Fig 1.
Example of a tracked organoid.
Microscopy image slices in the xy and xz planes using H2B-mCherry to visualize the cell nuclei. Blue arrows indicate that both image slices in the same panel represent the same pixels. Note that the resolution in the z-direction is lower. The images show that there is both variation in intensity and visual overlap in the nuclei (indicated by the orange arrows), especially in the z-direction. The scale bar is 10 μm.
Fig 2.
Overview of the tracking software.
Using ground-truth data of nucleus locations in microscopy images (obtained from manual detection) a convolutional neural network is trained. This trained network is then used to detect (step 1) cells in new images. The detections are then linked over time (step 2), after which the user manually corrects the output with the help of an error checker (step 3). In principle, the manually corrected data can be used as additional ground-truth data to improve the training of the convolutional neural network, leading to an efficient, iterative improvement in performance of the convolutional neural network (dashed line).
Fig 3.
Automated detection of cell nuclei by a convolutional neural network.
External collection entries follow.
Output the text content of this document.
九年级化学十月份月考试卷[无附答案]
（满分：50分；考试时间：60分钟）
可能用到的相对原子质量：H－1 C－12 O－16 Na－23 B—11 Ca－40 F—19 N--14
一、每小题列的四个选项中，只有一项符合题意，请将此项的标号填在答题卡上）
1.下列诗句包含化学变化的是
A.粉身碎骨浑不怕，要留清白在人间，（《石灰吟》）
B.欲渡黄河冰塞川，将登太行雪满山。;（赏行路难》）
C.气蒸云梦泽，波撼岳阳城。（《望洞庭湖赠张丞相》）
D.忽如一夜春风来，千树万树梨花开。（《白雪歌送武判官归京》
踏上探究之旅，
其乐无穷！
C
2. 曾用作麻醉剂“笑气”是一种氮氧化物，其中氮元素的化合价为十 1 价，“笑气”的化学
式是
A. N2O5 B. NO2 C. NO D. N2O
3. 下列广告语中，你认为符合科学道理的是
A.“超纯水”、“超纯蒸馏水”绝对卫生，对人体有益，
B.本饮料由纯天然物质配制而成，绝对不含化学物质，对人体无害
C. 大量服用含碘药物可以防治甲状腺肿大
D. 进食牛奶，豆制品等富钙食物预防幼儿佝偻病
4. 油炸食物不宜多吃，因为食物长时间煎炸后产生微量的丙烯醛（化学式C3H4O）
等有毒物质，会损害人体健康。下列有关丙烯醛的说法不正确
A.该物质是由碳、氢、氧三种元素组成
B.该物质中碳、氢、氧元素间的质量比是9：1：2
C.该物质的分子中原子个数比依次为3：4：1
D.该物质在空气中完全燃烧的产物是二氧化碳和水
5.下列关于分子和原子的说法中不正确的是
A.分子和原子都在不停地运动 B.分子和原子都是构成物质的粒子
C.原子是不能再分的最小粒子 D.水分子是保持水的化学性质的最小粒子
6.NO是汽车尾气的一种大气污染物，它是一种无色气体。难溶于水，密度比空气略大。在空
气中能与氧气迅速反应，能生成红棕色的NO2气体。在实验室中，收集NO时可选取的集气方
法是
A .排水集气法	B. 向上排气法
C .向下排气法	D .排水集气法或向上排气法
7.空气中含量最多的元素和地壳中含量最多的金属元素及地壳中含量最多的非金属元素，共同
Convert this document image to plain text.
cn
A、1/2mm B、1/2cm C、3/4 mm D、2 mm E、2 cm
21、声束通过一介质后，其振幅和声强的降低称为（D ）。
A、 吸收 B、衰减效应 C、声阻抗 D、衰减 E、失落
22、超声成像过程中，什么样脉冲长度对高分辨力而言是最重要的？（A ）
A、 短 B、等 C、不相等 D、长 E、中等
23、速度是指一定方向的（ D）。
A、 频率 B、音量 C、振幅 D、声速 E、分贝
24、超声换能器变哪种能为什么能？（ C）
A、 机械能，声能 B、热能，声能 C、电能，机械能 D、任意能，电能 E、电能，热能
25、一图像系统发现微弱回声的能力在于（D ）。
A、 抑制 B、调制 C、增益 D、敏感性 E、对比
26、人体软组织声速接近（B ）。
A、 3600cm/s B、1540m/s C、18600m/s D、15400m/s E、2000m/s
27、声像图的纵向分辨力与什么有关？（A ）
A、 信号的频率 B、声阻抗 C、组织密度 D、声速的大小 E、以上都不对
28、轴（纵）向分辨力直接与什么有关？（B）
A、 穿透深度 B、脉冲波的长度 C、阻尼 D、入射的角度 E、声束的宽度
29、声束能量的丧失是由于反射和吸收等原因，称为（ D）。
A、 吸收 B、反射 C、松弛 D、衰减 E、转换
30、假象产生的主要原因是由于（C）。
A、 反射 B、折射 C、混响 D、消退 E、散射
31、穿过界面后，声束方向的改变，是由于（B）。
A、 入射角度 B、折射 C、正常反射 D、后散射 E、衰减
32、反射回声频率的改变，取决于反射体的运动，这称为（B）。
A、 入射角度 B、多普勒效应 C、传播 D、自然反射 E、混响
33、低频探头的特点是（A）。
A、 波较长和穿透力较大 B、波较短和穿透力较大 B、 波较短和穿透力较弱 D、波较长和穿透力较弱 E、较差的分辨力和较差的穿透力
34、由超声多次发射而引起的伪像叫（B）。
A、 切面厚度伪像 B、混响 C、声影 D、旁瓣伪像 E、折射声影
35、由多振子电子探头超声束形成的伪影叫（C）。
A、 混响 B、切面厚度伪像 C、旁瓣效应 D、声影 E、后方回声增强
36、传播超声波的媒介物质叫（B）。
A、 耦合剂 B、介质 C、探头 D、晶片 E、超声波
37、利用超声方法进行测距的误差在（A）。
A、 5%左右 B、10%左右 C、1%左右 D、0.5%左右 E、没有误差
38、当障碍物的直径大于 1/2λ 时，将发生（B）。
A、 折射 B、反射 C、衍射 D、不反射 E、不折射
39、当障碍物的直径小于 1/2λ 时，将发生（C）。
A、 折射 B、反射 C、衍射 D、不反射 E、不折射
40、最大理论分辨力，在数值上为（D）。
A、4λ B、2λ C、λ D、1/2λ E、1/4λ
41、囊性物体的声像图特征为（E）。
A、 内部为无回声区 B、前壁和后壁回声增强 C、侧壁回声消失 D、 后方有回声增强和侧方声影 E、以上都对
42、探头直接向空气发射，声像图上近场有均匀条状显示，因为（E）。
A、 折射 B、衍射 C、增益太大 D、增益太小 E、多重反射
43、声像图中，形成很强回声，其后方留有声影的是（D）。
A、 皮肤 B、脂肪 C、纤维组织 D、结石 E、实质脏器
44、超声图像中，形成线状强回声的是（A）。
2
(A) Schematic overview of the network. The network is a standard convolutional network with absolute pixel coordinates added as input values. This makes it possible to adjust its detection network both for cells deep inside the organoid and cells near the objective. (B) Example of training data. On the left a slice of a 3D input image, on the right Gaussian predictions created from manual tracking data. The brightness of each pixel represents the likeliness of that pixel being the nucleus center. (C) Example of a network prediction, which shows the probability of each pixel being a nucleus center, according to the neural network. (D) Accuracy of the neural network over time compared to manual tracking data obtained in a subsection of a single organoid. For six time points (annotated with red circles) tracking data was compared to manually annotated data for an entire organoid. In this case, we observed a lower precision. For this organoid, the recall is 0.97 while the precision is 0.98. (E) Same data as in Panel d, now plotted over z. The accuracy of the network drops at the deepest imaged parts, likely because part of each nucleus falls outside the image stack here.
Fig 4.
Overview and results of the linking algorithm.
(A) Lineage trees obtained by linking using the nearest-neighbor method. (B) Raw lineage trees obtained by our linking algorithm. (C) Example of a network of links. There are many possibilities to link the cell detections in different time points together. Of all possible links (displayed as arrows), the most likely ones (displayed as blue arrows) are selected using a scoring system. (D) Original microscopy image, Gaussian fit and intensity profile of both. The intensity profile runs along the marked row in the image. We have chosen a section that highlights the fact that our approach can select nuclei and ignore cell debris, even though both have a similar fluorescence intensity profile. (E) Nucleus volume of three nuclei extracted from a Gaussian fit. The volume (V = Cov(x, x) ⋅ Cov(y, y) ⋅ Cov(z, z)) is calculated for three non-dividing cells. The outliers are caused by errors in the Gaussian fit. (F) Accuracy of the linking algorithm presented here for a single organoid, over time and over the image depth. Note that the precision is higher than for nearest-neighbor linking.
Fig 5.
Analysis of a fully tracked organoid.
(A) Single microscopy image slices of an intestinal organoid from a time lapse movie of 65 hours, in steps of 16.25 hours. H2B-mCherry was used to visualize the nuclei. Scale bar is 40 μm.(B) Digital reconstruction of the same organoid as in Panel a. Cells of the same color originate from the same cell at the beginning of the experiment. (C) Selected lineage trees. The colors match the colors in the reconstruction from Panel b. (D) Number of cellular divisions over time in a single organoid. (E) Number of times each cell divided during the time-lapse integrated over time, from 0 (white) to 5 (red). For gray cells, we could not count the amount of divisions because the cell was outside the image at an earlier point in time.